Demand plunges for JTC land and factories
Take-up falls for all segments except incubator facilities; weak showing is likely to continue
By: Colin Tan
DEMAND for factories and industrial land hit new lows in the third quarter, with firms quitting their leases almost across the board and few takers for the vacated space.
The grim picture emerged in the third-quarter report by Singapore's largest industrial landlord, JTC Corp, which was released yesterday.
Industrialists, confronted with heightened uncertainty in the global economy, put off investment decisions or terminated leases because of poor business, said JTC.
As signalled by JTC's flash estimates released earlier on, demand for standard factories was the worst hit.
But yesterday's report showed these stark facts: JTC leased out only one such factory, while seven others were returned.
Of these seven that came back to the board, four were actually part of the landlord's en-bloc redevelopment programme.
Demand for this type of factory fell to its lowest level since the first quarter of 1999.
Net allocation - or space handed out minus that returned - plunged into negative territory, hitting a hefty minus 7,880 sq m.The take-up rate for prepared industrial land was another segment where terminations outstripped new take-up.
Net allocation fell to minus 11.4 ha, its lowest level in more than six quarters.
Flatted factory demand stayed positive by a whisker.
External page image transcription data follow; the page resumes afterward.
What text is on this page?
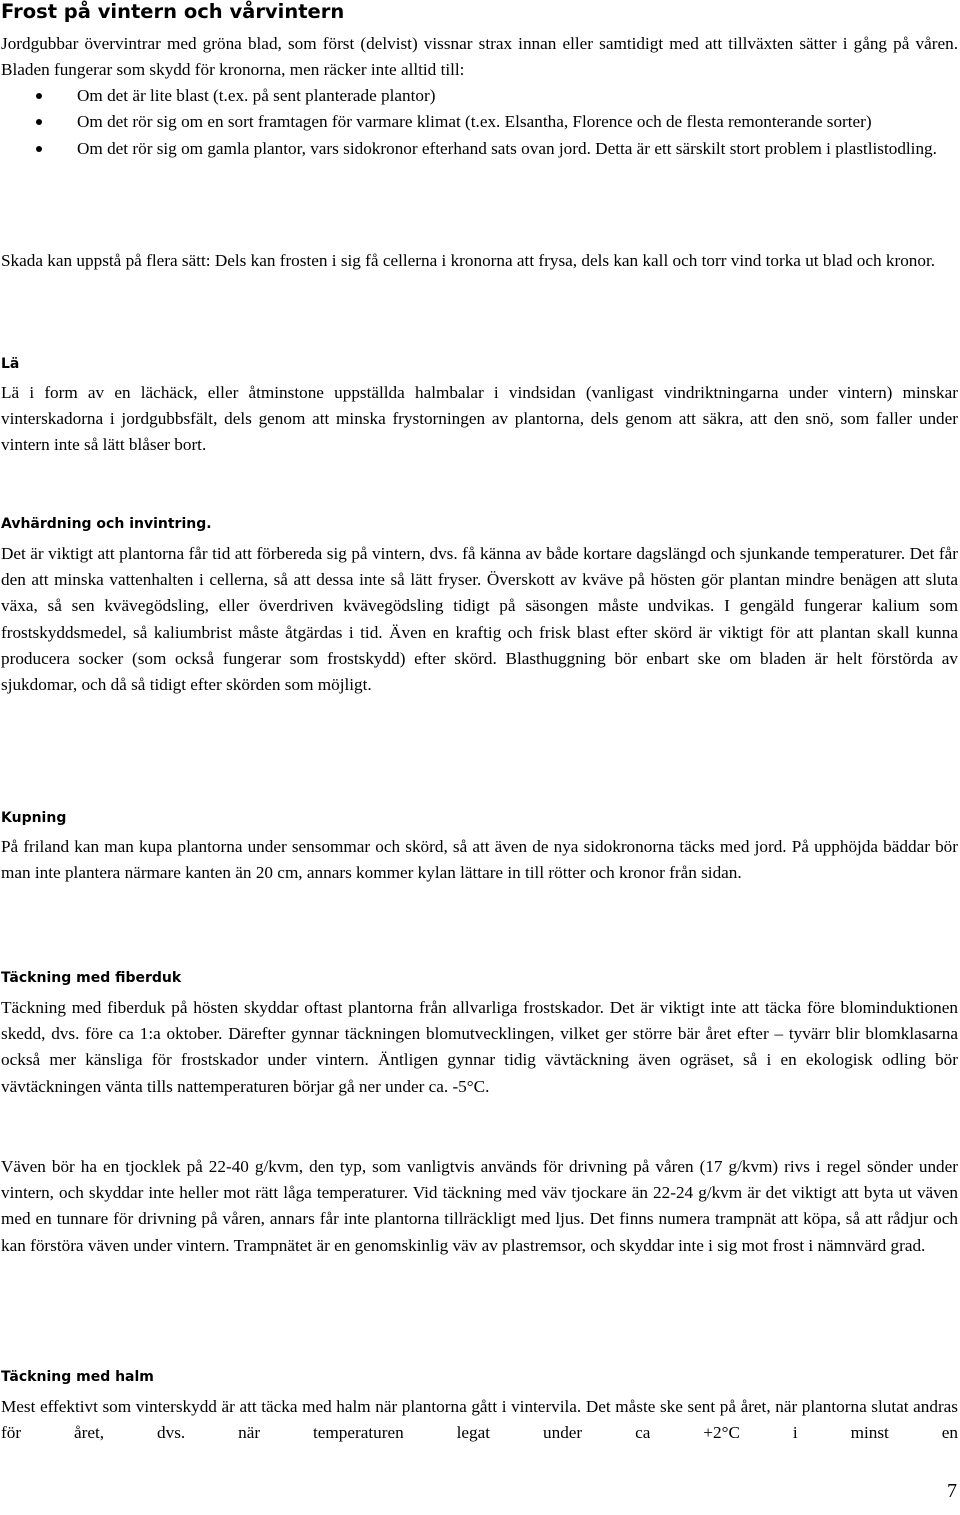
Frost på vintern och vårvintern

Jordgubbar övervintrar med gröna blad, som först (delvist) vissnar strax innan eller samtidigt med att tillväxten sätter i gång på våren. Bladen fungerar som skydd för kronorna, men räcker inte alltid till:

Om det är lite blast (t.ex. på sent planterade plantor)
Om det rör sig om en sort framtagen för varmare klimat (t.ex. Elsantha, Florence och de flesta remonterande sorter)
Om det rör sig om gamla plantor, vars sidokronor efterhand sats ovan jord. Detta är ett särskilt stort problem i plastlistodling.

Skada kan uppstå på flera sätt: Dels kan frosten i sig få cellerna i kronorna att frysa, dels kan kall och torr vind torka ut blad och kronor.

Lä

Lä i form av en lächäck, eller åtminstone uppställda halmbalar i vindsidan (vanligast vindriktningarna under vintern) minskar vinterskadorna i jordgubbsfält, dels genom att minska frystorningen av plantorna, dels genom att säkra, att den snö, som faller under vintern inte så lätt blåser bort.

Avhärdning och invintring.

Det är viktigt att plantorna får tid att förbereda sig på vintern, dvs. få känna av både kortare dagslängd och sjunkande temperaturer. Det får den att minska vattenhalten i cellerna, så att dessa inte så lätt fryser. Överskott av kväve på hösten gör plantan mindre benägen att sluta växa, så sen kvävegödsling, eller överdriven kvävegödsling tidigt på säsongen måste undvikas. I gengäld fungerar kalium som frostskyddsmedel, så kaliumbrist måste åtgärdas i tid. Även en kraftig och frisk blast efter skörd är viktigt för att plantan skall kunna producera socker (som också fungerar som frostskydd) efter skörd. Blasthuggning bör enbart ske om bladen är helt förstörda av sjukdomar, och då så tidigt efter skörden som möjligt.

Kupning

På friland kan man kupa plantorna under sensommar och skörd, så att även de nya sidokronorna täcks med jord. På upphöjda bäddar bör man inte plantera närmare kanten än 20 cm, annars kommer kylan lättare in till rötter och kronor från sidan.

Täckning med fiberduk

Täckning med fiberduk på hösten skyddar oftast plantorna från allvarliga frostskador. Det är viktigt inte att täcka före blominduktionen skedd, dvs. före ca 1:a oktober. Därefter gynnar täckningen blomutvecklingen, vilket ger större bär året efter – tyvärr blir blomklasarna också mer känsliga för frostskador under vintern. Äntligen gynnar tidig vävtäckning även ogräset, så i en ekologisk odling bör vävtäckningen vänta tills nattemperaturen börjar gå ner under ca. -5°C.

Väven bör ha en tjocklek på 22-40 g/kvm, den typ, som vanligtvis används för drivning på våren (17 g/kvm) rivs i regel sönder under vintern, och skyddar inte heller mot rätt låga temperaturer. Vid täckning med väv tjockare än 22-24 g/kvm är det viktigt att byta ut väven med en tunnare för drivning på våren, annars får inte plantorna tillräckligt med ljus. Det finns numera trampnät att köpa, så att rådjur och kan förstöra väven under vintern. Trampnätet är en genomskinlig väv av plastremsor, och skyddar inte i sig mot frost i nämnvärd grad.

Täckning med halm

Mest effektivt som vinterskydd är att täcka med halm när plantorna gått i vintervila. Det måste ske sent på året, när plantorna slutat andras för året, dvs. när temperaturen legat under ca +2°C i minst en

7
Net allocation tumbled 63 per cent to 197 sq m - its lowest point in 11 quarters.
Activity in the secondary market for JTC's properties was also hit. Transactions fell for the sixth quarter in a row.
The only bright spot was JTC's incubator facilities which enjoyed a healthy take-up, as gross allocation rose 80 per cent to 900 sq m, said the landlord.
JTC said that amid the economic slowdown, no new projects were launched during the quarter, although buildings under construction were progressing as scheduled.
Property consultants said the weak performance was expected as the economy continued to head south.
"This has nothing to do with the Sept 11 terrorist attacks as the economy was already tracking downwards before that," Colliers Jardine managing director Dennis Yeo said.
He added it was prudent that JTC has halted churning out its factories as the demand for industrial space was undergoing structural changes.
"JTC may have to relook its supply assumptions because new industrialists are not going to use land like before," he noted.
The slackening demand is unlikely to bottom out until the second quarter of next year, consultants said.